FIVE of Scotland's key enterprise groups will today join forces to issue a public "call to action" to tackle Scotland's lacklustre levels of entrepreneurship. In an open letter, the Entrepreneurial Exchange, Saltire Foundation, Scottish Institute for Enterprise, Young Enterprise Scotland and Prince's Scottish Youth Business Trust (PSYBT) call on First Minister Alex Salmond's government to implement a National Entrepreneurial Action Plan.

They argue that government should push through the plan under the leadership of an experienced entrepreneur such as Sir Tom Hunter or energy tycoon Bob Keiller, who last year sold Production Services Network to Wood Group for $955 million (£597m).

The campaign is a response to a shock study last week which claimed Scotland is home to a "lost generation" of entrepreneurs in their mid-30s and early 40s.
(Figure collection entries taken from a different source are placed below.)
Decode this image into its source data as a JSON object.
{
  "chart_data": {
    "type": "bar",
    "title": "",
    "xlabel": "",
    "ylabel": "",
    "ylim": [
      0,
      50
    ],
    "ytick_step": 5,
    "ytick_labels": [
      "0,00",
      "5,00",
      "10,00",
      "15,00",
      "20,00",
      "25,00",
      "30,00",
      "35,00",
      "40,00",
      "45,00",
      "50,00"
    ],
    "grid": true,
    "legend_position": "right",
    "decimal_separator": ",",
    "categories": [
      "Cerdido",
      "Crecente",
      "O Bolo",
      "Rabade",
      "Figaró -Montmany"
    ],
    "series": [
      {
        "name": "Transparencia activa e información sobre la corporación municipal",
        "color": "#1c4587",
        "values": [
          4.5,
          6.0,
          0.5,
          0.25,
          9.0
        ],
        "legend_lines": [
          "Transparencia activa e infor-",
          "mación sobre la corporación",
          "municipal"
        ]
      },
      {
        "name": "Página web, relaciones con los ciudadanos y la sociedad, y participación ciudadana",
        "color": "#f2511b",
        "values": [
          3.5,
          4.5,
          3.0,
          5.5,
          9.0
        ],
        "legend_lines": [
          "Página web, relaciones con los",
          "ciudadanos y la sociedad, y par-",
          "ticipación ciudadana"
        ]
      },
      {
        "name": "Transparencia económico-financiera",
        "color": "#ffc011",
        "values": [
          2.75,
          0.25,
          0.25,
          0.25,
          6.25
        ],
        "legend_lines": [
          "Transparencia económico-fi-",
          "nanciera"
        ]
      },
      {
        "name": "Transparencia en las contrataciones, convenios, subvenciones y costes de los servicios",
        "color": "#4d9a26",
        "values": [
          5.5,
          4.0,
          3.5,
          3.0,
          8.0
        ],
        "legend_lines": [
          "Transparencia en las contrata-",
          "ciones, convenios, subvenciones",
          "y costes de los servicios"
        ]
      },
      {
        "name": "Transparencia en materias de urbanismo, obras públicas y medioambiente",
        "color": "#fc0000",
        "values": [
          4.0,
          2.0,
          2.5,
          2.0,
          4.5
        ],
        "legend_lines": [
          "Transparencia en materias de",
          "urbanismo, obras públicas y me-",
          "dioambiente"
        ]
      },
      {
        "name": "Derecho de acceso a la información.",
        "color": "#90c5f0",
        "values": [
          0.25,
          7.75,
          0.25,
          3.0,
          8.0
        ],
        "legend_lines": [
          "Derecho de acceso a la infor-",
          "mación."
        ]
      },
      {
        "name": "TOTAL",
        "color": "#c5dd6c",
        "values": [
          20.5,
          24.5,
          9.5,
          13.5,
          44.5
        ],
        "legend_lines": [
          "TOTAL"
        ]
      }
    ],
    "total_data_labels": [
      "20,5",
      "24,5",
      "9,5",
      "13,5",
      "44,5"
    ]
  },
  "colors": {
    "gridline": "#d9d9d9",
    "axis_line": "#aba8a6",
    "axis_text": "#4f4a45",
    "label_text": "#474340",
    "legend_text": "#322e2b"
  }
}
It also unearthed a much greater disinterest in entrepreneurship among young Scots than young people living in other parts of the UK.

The five groups admit the report by Strathclyde University's Global Entrepreneurship Monitor (GEM) was "undoubtedly disappointing". But instead of "casting blame and bemoaning our fate" Scotland should take dramatic actions now.

They write: "The stakes are high. By creating a vibrant entrepreneurial economy we will ensure a bright economic future - more jobs, more wealth creation, more tax take. But also it enhances our ability as a country to solve deeply-embedded social problems. Now is the time more than ever."

They argue that Scotland has the talent and a lot of good work is being done to encourage entrepreneurial activity among young people. But a "joined-up, holistic" plan bringing together business leaders, not-for-profit groups and policymakers would "create a chain of entrepreneurial developments from primary school right through to the seasoned entrepreneur". It adds: "It is imperative that this does not become a drawn-out governmental process, but is directed by our proven business leaders such as Sir Tom Hunter and Entrepreneurial Exchange chairman Bob Keiller."

The bleak findings of the GEM report came as a shock to many business groups which have been encouraged by the successes of a number of young entrepreneurs in their late-20s to early-40s.

The enterprise groups argue that all stakeholders - including the media - need to celebrate and promote the success stories and not keep falling back on the "usual suspects".